According to the experiment result, the contributions of this paper are as follows: (1) the traditional collaborative filtering algorithm is improved. As existing collaborative filtering algorithms have problems in computing similarity accurately, this paper introduces two indicators: trust relationship based on the community and popularity penalization. This optimizes the recommendation strategy.

(2) Using new, authentic, and more ground-based datasets. In the past, academic research on collaborative filtering algorithms was usually based on datasets such as MovieLens and Netflix. Although these datasets are accurate and reliable, they are relatively old, and there is rarely this number of dimensions. In addition, in order to fit these datasets, many models make the accuracy, recall, and coverage of the results more “beautiful,” which will lead to overfitting.

In this paper, Python is used to capture more than 10 million rating data for the Douban website and more than 10 million users’ social relationships as the verification dataset. On this basis, the requirements for the algorithm model will be higher.

There is still much work to be done on the approach proposed in this paper:

(3) The problem of data sparsity: as an essential problem for collaborative filtering recommendation algorithms, data sparsity has not been solved. The improved personalized recommendation algorithm based on collaborative filtering proposed in this paper has not made significant progress in addressing this problem.

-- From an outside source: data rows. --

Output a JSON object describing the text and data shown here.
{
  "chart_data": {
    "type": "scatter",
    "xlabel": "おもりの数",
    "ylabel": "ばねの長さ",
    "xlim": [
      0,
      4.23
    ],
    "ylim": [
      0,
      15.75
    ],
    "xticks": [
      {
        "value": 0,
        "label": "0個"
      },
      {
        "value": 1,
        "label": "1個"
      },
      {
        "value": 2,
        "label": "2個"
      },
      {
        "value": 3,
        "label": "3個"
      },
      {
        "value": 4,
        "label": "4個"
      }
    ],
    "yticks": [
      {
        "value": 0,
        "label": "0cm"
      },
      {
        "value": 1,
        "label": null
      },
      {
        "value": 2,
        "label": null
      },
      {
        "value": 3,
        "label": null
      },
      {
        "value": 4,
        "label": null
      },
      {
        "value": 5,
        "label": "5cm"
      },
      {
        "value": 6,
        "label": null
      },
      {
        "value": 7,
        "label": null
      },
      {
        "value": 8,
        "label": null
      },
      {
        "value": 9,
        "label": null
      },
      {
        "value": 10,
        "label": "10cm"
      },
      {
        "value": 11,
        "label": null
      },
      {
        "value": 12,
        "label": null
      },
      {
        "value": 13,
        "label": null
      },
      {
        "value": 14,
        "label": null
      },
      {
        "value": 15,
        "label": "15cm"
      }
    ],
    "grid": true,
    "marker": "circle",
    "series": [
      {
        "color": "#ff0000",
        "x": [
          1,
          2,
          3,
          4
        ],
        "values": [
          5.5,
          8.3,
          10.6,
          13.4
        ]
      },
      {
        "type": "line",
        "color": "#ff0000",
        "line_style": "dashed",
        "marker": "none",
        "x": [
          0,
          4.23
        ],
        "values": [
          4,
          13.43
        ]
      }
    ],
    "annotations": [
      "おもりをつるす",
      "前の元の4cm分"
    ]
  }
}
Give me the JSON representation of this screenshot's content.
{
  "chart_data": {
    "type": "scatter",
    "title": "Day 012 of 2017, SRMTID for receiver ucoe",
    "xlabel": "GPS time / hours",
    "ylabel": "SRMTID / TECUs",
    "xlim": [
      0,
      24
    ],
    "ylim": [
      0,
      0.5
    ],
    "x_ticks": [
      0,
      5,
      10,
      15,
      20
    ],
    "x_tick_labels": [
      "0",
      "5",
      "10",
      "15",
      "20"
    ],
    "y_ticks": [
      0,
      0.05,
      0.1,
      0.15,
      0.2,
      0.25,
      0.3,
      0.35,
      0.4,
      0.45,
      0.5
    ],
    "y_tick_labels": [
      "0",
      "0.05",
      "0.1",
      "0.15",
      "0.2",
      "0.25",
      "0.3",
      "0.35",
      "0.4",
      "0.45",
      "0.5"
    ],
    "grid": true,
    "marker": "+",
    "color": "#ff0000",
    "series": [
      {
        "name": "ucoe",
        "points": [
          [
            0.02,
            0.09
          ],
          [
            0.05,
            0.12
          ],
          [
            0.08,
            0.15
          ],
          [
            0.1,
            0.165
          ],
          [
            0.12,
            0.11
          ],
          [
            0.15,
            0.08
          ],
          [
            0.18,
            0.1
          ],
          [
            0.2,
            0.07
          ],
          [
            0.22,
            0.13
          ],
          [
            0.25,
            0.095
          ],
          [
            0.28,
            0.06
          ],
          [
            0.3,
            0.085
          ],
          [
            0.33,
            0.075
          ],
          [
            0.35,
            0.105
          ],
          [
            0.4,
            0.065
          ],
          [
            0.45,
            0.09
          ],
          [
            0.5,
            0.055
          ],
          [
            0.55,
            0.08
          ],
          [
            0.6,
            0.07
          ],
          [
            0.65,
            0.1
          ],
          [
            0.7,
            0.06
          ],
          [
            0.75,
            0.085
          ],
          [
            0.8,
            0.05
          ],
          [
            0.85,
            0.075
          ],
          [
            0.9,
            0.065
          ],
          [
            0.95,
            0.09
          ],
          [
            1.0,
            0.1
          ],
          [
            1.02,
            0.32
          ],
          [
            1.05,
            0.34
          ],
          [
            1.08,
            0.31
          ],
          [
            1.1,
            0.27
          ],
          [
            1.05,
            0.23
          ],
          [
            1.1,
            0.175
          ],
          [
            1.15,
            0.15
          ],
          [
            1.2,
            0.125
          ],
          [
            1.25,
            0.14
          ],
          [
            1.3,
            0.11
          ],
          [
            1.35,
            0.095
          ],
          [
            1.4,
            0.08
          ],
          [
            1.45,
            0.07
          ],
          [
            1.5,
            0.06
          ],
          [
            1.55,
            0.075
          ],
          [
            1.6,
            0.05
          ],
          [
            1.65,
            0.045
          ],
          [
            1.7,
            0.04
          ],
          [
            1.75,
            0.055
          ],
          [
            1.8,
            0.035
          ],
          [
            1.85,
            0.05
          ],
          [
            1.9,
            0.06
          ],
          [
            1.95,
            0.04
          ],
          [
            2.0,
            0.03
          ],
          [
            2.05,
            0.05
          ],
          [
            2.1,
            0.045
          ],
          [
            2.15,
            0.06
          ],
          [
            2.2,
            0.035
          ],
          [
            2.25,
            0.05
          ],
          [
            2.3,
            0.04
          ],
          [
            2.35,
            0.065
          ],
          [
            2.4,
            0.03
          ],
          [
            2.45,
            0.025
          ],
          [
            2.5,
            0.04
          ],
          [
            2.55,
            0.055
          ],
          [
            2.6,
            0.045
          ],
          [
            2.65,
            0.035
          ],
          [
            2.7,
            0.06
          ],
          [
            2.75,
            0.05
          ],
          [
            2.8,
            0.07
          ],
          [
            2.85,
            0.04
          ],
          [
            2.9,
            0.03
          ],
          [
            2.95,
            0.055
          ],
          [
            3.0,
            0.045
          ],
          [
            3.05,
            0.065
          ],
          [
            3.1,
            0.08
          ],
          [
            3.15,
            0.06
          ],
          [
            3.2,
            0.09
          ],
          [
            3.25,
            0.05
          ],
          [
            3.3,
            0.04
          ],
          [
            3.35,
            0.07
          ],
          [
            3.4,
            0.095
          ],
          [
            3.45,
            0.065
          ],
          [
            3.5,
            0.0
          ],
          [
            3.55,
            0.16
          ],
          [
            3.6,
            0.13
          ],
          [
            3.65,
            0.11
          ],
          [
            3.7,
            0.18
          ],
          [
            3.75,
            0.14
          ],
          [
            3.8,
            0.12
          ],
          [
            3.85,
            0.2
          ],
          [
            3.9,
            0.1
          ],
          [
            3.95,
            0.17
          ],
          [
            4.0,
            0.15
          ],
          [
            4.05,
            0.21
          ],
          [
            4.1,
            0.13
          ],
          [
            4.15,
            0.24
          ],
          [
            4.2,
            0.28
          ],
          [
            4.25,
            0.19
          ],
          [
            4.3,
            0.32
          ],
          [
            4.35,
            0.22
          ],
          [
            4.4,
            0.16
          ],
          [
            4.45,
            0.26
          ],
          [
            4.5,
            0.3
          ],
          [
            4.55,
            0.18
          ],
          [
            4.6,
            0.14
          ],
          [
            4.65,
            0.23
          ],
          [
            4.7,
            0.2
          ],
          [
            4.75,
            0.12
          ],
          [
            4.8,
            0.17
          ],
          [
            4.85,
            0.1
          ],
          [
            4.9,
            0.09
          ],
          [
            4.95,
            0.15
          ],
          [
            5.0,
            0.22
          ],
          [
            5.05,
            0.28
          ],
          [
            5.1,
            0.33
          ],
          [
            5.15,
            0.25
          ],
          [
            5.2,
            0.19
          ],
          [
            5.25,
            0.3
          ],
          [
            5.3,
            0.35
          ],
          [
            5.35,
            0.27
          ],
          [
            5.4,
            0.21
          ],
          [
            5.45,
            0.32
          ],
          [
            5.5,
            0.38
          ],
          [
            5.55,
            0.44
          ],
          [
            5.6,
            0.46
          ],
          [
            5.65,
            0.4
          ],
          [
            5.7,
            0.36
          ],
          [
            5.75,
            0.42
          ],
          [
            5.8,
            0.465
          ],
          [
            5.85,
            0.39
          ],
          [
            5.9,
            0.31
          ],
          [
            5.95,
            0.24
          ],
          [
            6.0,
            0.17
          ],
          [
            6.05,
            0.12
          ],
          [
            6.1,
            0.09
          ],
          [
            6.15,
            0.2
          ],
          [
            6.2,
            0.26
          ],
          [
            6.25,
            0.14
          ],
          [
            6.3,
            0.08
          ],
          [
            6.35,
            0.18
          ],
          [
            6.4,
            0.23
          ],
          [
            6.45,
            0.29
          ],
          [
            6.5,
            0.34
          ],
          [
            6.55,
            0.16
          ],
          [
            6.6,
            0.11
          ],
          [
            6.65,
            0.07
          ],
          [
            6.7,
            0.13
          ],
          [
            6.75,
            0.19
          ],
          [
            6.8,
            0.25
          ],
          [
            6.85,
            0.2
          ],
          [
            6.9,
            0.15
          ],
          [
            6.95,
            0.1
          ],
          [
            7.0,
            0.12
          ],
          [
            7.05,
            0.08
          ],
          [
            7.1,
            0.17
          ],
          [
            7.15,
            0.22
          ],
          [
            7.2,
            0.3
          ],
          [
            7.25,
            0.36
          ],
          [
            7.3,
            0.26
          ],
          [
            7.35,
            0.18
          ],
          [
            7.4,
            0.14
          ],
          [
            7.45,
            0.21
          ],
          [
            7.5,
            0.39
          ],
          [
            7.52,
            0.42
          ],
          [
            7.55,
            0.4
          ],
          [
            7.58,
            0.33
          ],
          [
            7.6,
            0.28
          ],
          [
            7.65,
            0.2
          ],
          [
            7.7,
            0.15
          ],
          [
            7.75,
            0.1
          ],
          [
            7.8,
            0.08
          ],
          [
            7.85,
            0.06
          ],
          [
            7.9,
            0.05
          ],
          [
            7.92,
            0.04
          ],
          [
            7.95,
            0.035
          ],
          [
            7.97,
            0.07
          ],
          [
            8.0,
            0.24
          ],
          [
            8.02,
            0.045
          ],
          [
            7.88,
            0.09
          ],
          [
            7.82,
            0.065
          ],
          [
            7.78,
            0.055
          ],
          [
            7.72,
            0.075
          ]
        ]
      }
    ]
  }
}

(4) The improvement of the algorithm on the considered dataset is not large. Compared with the traditional collaborative filtering personalized algorithm, the proposed algorithm makes a certain amount of improvement in terms of accuracy, recall, and coverage. The specific range of improvement is shown and explained in the previous section. It can be seen from the data that the improvement is not substantial enough. Although it has met or even exceeded the requirements, there is still a lot of room for improvement in the future.

5. Conclusion

With the continuous development of the internet, there is a massive amount of information coming to users. The problem of information overload is becoming increasingly prominent. With too much information, it is difficult for people to distinguish and find the information they like or deem useful. Based on the above background, it is believed that personalized recommendation approaches can effectively alleviate this problem. Focusing on the core personalized recommendation algorithm of a personalized recommendation system, this paper considers several main algorithms. It summarizes the contribution of the academic community in improving the performance of these algorithms in recent years. This paper then improves the traditional recommendation algorithm based on collaborative filtering and introduces a community-based trust relationship and popularity penalty as measures for calculating user similarity. The performance of the proposed algorithm on the data in this study demonstrates that compared with traditional collaborative filtering, it has certain advantages in terms of accuracy, recall, coverage, and recommendation quality. Also, we would like to extend this research method from the book recommendation system to the video recommendation [27, 28].

Data Availability

The data can be freely accessed in author's GitHub and run it. The data were from “Douban Dushu,” a famous Chinese book reading comment webiste. Python data mining and analysis program can be run without restriction.

Conflicts of Interest

The authors declare that they have no conflicts of interest.

Acknowledgments

This paper was supported by the Huazhong University of Science and Technology Special Funds for Development of Humanities and Social Sciences (HUST, no. 450/5003450017) and Fundamental Research Funds for the Central Universities (CHD, no. 300102240105).